Las organizaciones amenazan con incrementar la presión si el Gobierno no cede

Sindicatos y asociaciones reclaman una revalorización conforme al IPC y aseguran que este hay un problema ideológico, no técnico

N. A. E. GIJÓN.

La manifestación de ayer es solo parte del inicio de una movilización mayor si el Gobierno no rectifica. Esta era la advertencia en la que coincidían ayer los máximos responsables de las organizaciones convocantes de la protesta, que amenazan con incrementar la presión hacia el Ejecutivo. «Que nos hagan caso dependerá de lo que hagamos en la calle, de lo que insistamos, y alguna cosa más habrá que hacer si no ceden», señalaba el presidente de la Asociación de Pensionistas de Asturias, Pepe Fuertes, que aclaraba que son «gente pacífica», pero también que cambiarán de estrategia si las manifestaciones no son suficientes.

En la misma línea se pronunciaba el secretario general de CC OO de Asturias, José Manuel Zapico. «Las movilizaciones van a continuar y serán cada vez más potentes hasta que el Gobierno rectifique», avisaba, para cargar contra unas medidas que, considera, están llamadas a potenciar los fondos de pensiones privados y beneficiar a la banca.

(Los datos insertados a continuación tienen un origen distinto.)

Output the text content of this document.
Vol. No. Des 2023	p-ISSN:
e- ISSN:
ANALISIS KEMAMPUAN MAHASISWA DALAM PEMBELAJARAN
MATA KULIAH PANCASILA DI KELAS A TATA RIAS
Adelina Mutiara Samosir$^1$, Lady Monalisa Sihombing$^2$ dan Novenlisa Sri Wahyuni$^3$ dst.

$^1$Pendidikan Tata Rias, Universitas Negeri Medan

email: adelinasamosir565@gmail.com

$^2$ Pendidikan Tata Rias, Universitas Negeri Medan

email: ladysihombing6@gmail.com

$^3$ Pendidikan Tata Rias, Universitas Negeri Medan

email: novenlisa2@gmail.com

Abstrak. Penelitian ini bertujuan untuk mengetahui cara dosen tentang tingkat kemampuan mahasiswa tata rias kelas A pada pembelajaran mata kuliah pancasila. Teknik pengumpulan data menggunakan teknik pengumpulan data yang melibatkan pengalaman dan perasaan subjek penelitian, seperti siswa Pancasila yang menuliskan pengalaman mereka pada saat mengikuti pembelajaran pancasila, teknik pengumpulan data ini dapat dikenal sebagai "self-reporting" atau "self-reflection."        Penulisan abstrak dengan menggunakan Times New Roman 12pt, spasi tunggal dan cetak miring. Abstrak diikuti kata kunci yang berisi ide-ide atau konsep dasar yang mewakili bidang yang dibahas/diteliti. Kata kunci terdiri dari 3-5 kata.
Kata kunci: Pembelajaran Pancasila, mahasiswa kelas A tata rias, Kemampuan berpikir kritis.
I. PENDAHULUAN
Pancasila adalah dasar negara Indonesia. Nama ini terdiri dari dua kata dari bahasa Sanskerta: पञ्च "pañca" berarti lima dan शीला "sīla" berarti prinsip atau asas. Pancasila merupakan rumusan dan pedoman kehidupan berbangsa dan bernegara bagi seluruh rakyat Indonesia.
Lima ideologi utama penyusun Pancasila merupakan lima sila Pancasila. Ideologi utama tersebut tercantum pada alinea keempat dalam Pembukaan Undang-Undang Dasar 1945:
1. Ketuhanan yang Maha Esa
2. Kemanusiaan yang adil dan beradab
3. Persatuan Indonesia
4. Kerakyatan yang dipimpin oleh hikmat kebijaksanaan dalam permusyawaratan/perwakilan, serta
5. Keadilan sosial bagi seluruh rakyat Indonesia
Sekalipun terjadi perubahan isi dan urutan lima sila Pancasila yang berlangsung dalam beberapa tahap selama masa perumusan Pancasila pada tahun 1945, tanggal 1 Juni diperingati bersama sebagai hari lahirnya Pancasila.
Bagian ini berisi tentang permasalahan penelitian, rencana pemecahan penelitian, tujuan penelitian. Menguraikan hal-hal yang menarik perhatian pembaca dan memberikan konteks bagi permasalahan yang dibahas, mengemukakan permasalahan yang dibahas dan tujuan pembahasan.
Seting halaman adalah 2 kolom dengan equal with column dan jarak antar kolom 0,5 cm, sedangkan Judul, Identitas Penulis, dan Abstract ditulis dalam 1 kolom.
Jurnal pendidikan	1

Para Zapico, el problema está en la falta de ingresos del sistema, que se puede subsanar con mejores salarios, a través de impuestos y persiguiendo el fraude fiscal, que cifró en 90.000 millones anuales.

Por parte de la Asociación de Pensionistas de Gijón, Boni Arias, se mostró muy «orgulloso» de la participación en la manifestación e insistió en la necesidad de «derribar» a un Gobierno que se olvida de los pensionistas.

Mientras, el secretario general de UGT, Javier Fernández Lanero, puso el foco en el índice de sostenibilidad que, cada vez más, afectará a los pensionistas y, sobre todo, destacó, a los jóvenes. «UGT no va a entrar en una subasta, que suban el 0,25 o el 0,50, lo importante es que se revaloricen conforme al IPC», aseguró, para censurar propuestas «extravagantes», como vincular los pagos a si hay que pagar o no una hipoteca. «Este es un problema ideológico y político, no técnico. Es dónde queremos repercutir el beneficio que ganan las empresas, invertir en personas o en rescatar autopistas o bancos», señaló.